We are trying to reliably calculate a self-diffusion constant using the MSD and are having trouble getting consistent results. In our case we have a somewhat large periodic box of a bcc solid below its melting point with one introduced vacancy. We now have good energy conservation in a NVE ensemble, but even when we do long runs ~ 1 ps, the results for the slope of MSD versus time vary significantly with the placement of the vacancy (middle or corner) and system size when we use the compute msd program. (Our tests suggest that there is not a problem with the periodic boundary conditions.) A textbook by Mark Tuckerman suggests that one can calculate better MSD averages by using using the individual time steps to also average over different initial times. I guess it would be possible to do this with an appropriate dump statement followed by post processing. Would this be what you would recommend for reliably calculating the diffusion constant or perhaps there is an easier method? Thanks in advance for your advice.

Sincerely, Natalie Holzwarth

N. A. W. Holzwarth email: [email protected]…3310…
Department of Physics web: http://www.wfu.edu/~natalie
Wake Forest University phone: 1-336-758-5510
Winston-Salem, NC 27109 USA office: Rm. 300 Olin Physical Lab

Seems to me that you might get “relatively” large fluctuations from the slope of the MSD for a solid if that’s what you are calculating, since the diffusion coefficient is nearly zero.

Comparing results for the VACF might give more insight for the short time dynamics.

A textbook by Mark Tuckerman suggests that one can calculate better MSD averages by using using the individual >time steps to also average over different initial times. I guess it would be possible to do this with an appropriate >dump statement followed by post processing. Would this be what you would recommend for reliably calculating the >diffusion constant or perhaps there is an easier method? Thanks in advance for your advice.

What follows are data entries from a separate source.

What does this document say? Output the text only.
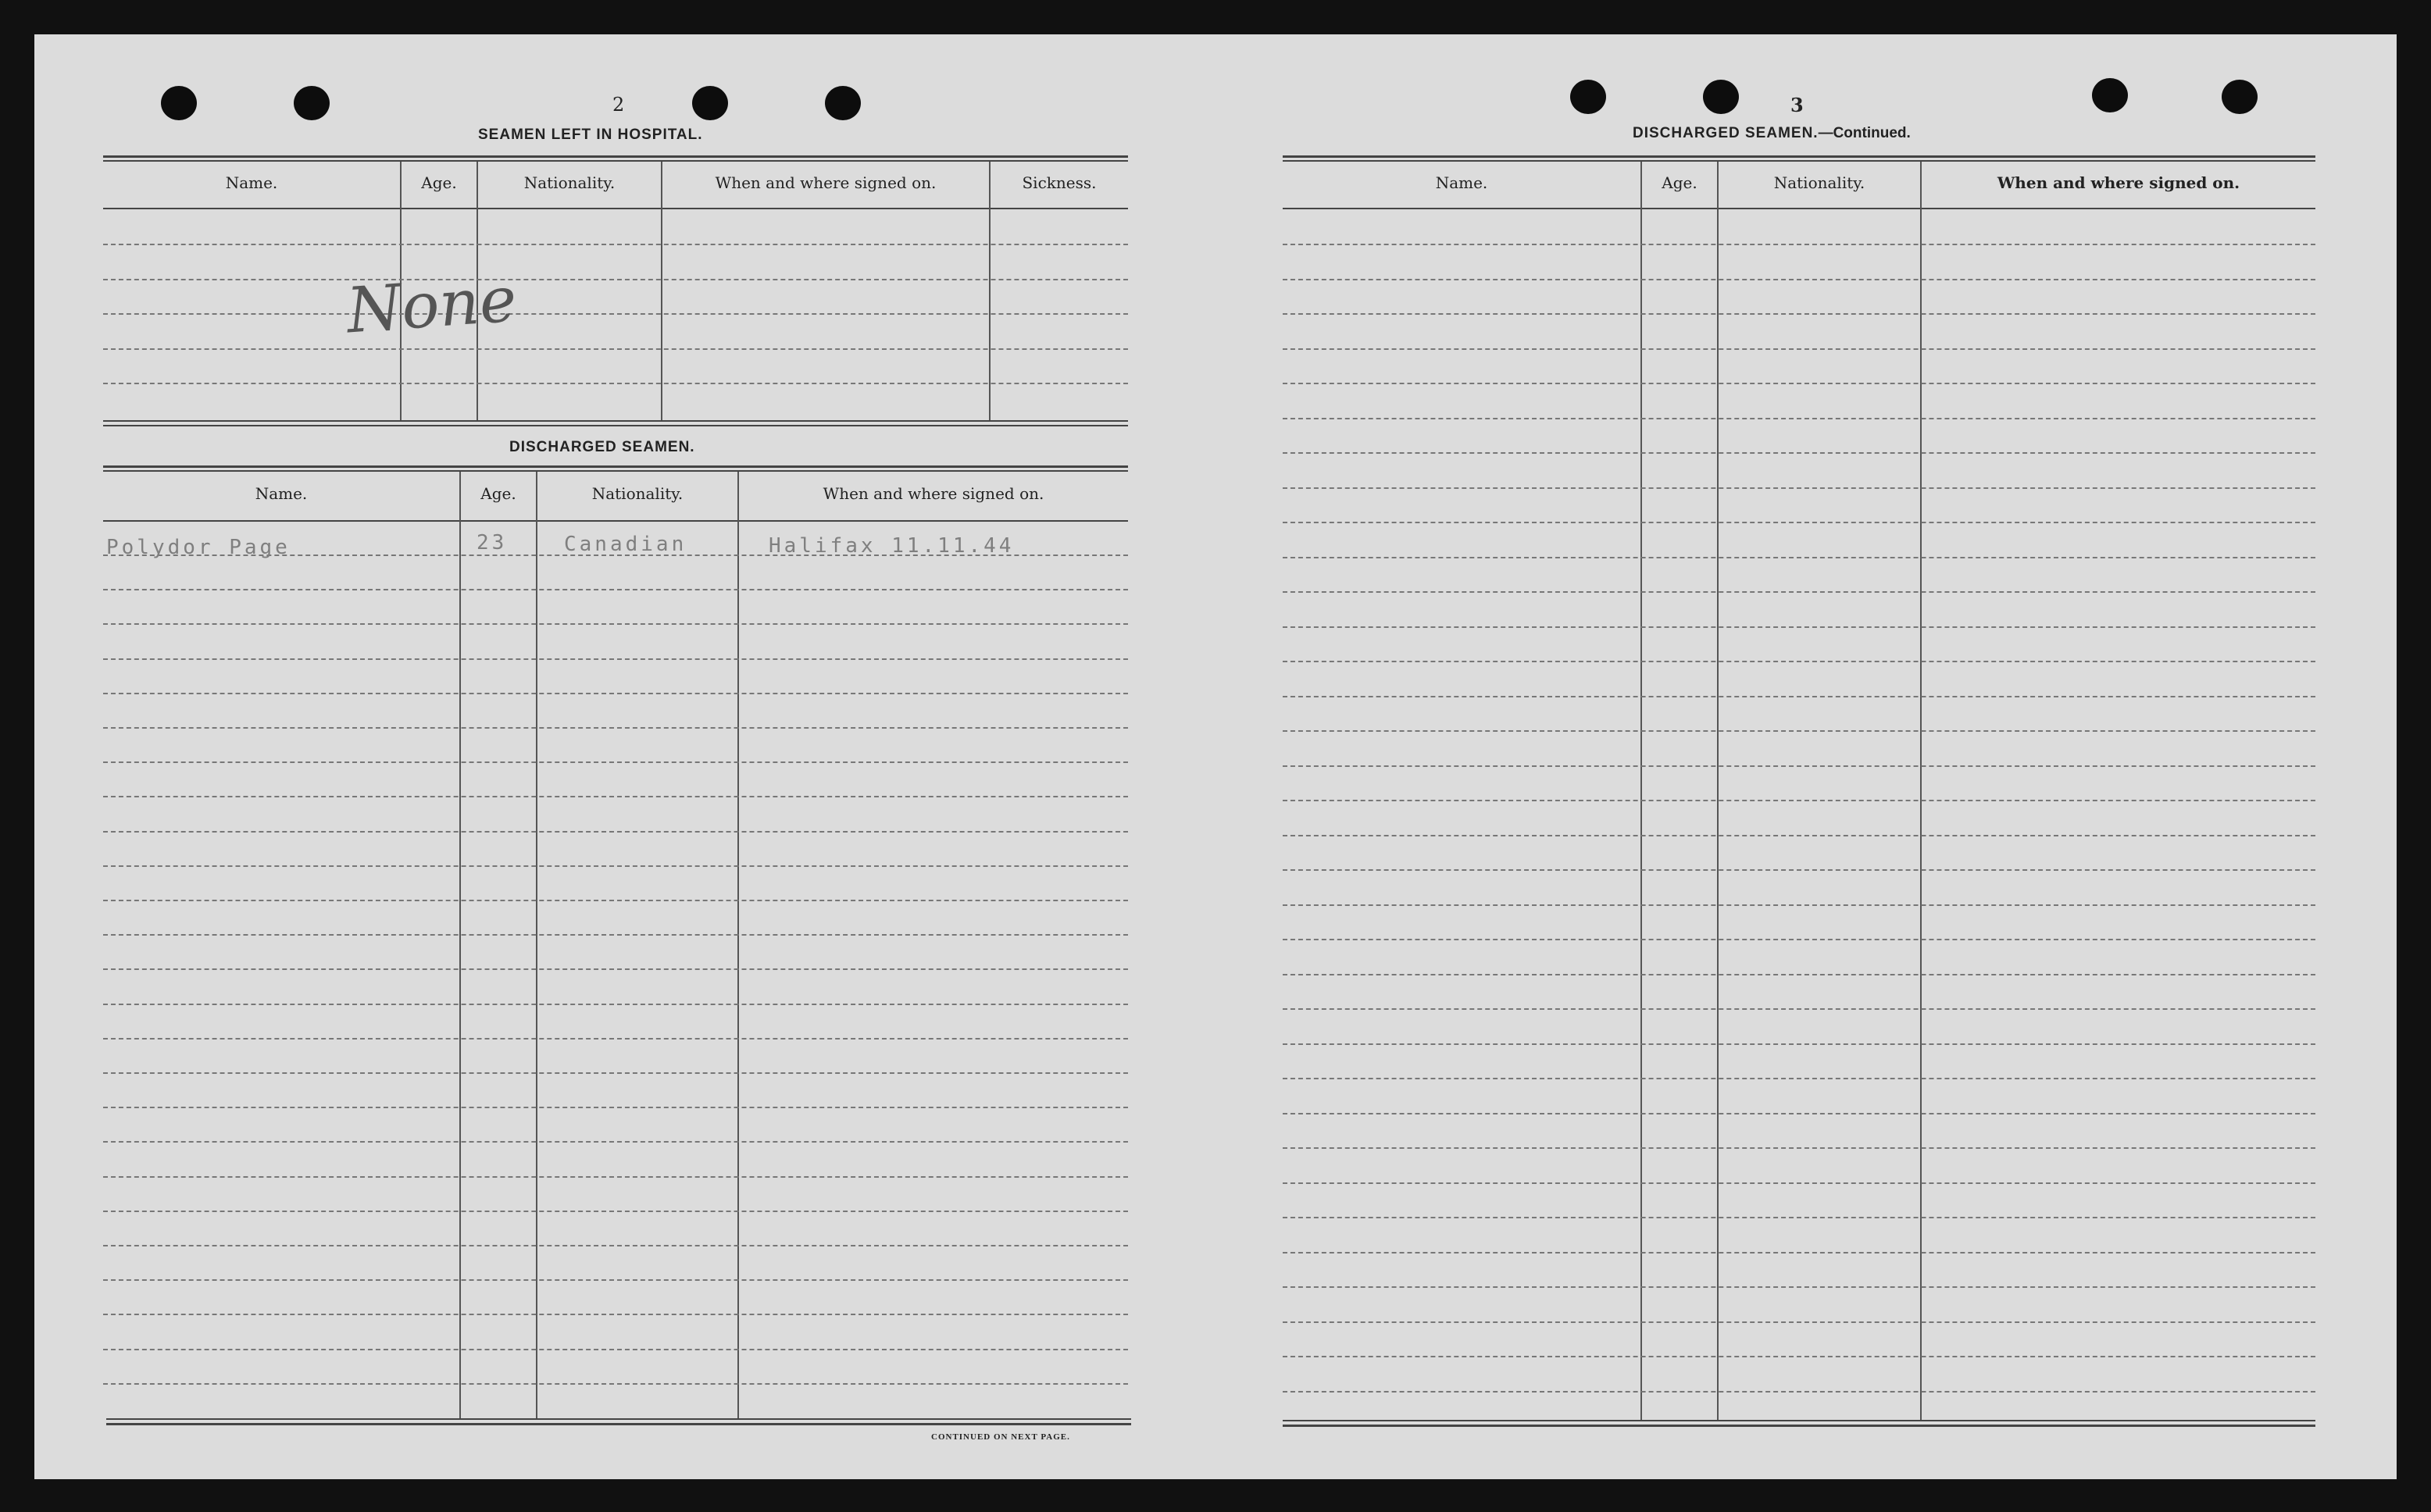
2
SEAMEN LEFT IN HOSPITAL.
Name.	Age.	Nationality.	When and where signed on.	Sickness.
None
DISCHARGED SEAMEN.
Name.	Age.	Nationality.	When and where signed on.
Polydor Page	23	Canadian	Halifax 11.11.44
CONTINUED ON NEXT PAGE.
3
DISCHARGED SEAMEN.—Continued.
Name.	Age.	Nationality.	When and where signed on.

yes, that is a good way to get better statistics from a single long run, i.e. use multiple time windows.

We don’t try to do that within LAMMPS, b/c it would require saving (and communicating) many “time-0”

snapshots as the simulation is running. So post-processing is the way to go.

many, many moons ago, i did some systematic study on convergence and
finite size effects of properties like g(r), MSD and so on. there
isn't much new in it that would warrant publishing it as a paper, but
over the years, it has been useful to show people what kind of errors
they are dealing with. please check out: http://klein-group.icms.temple.edu/akohlmey/files/talk-trieste2004-water.pdf

this wasn't done with LAMMPS and used a special purpose
post-processing code that was tuned for accuracy and minimizing
statistical errors.

Thanks very much for your very helpful advice. On a related topic, we tried also to look into the velocity correlation method using the advice given in your fix vector method (note: the link to fix/vector is incorrectly set; the correct page appears to be http://lammps.sandia.gov/doc/fix_vector.html). We attempted to use the following commands:

compute 2 all vacf
fix 5 all vector 1 c_2[4]
variable diff equal dt*trap(f_5)
thermo_style custom step v_diff

However we received the error message in our log file:

compute 4 all vacf
fix 5 all vector 1 c_4[4]
ERROR: Invalid fix style (../modify.cpp:714)

We are using lammps-1Feb14. Perhaps the vector command is in a special package that we did not load?? This may not be relevant to our case, since the velocity correlation functions seem to be extremely noisy, but it would be good to understand how to compute the velocity correlation for future reference. Thanks again. Natalie

Thanks very much for your very helpful advice. On a related topic, we
tried also to look into the velocity correlation method using the advice
given in your fix vector method (note: the link to fix/vector is incorrectly
set; the correct page appears to be http://lammps.sandia.gov/doc/fix_vector.html). We attempted to use the
following commands:

compute 2 all vacf
fix 5 all vector 1 c_2[4]
variable diff equal dt*trap(f_5)
thermo_style custom step v_diff

However we received the error message in our log file:

compute 4 all vacf
fix 5 all vector 1 c_4[4]
ERROR: Invalid fix style (../modify.cpp:714)

We are using lammps-1Feb14. Perhaps the vector command is in a special
package that we did not load??

No. you have too old a version of LAMMPS. fix vector was added later.

This may not be relevant to our case, since
the velocity correlation functions seem to be extremely noisy, but it would

you mention that you do "long" runs of 1ps. that is not long at all.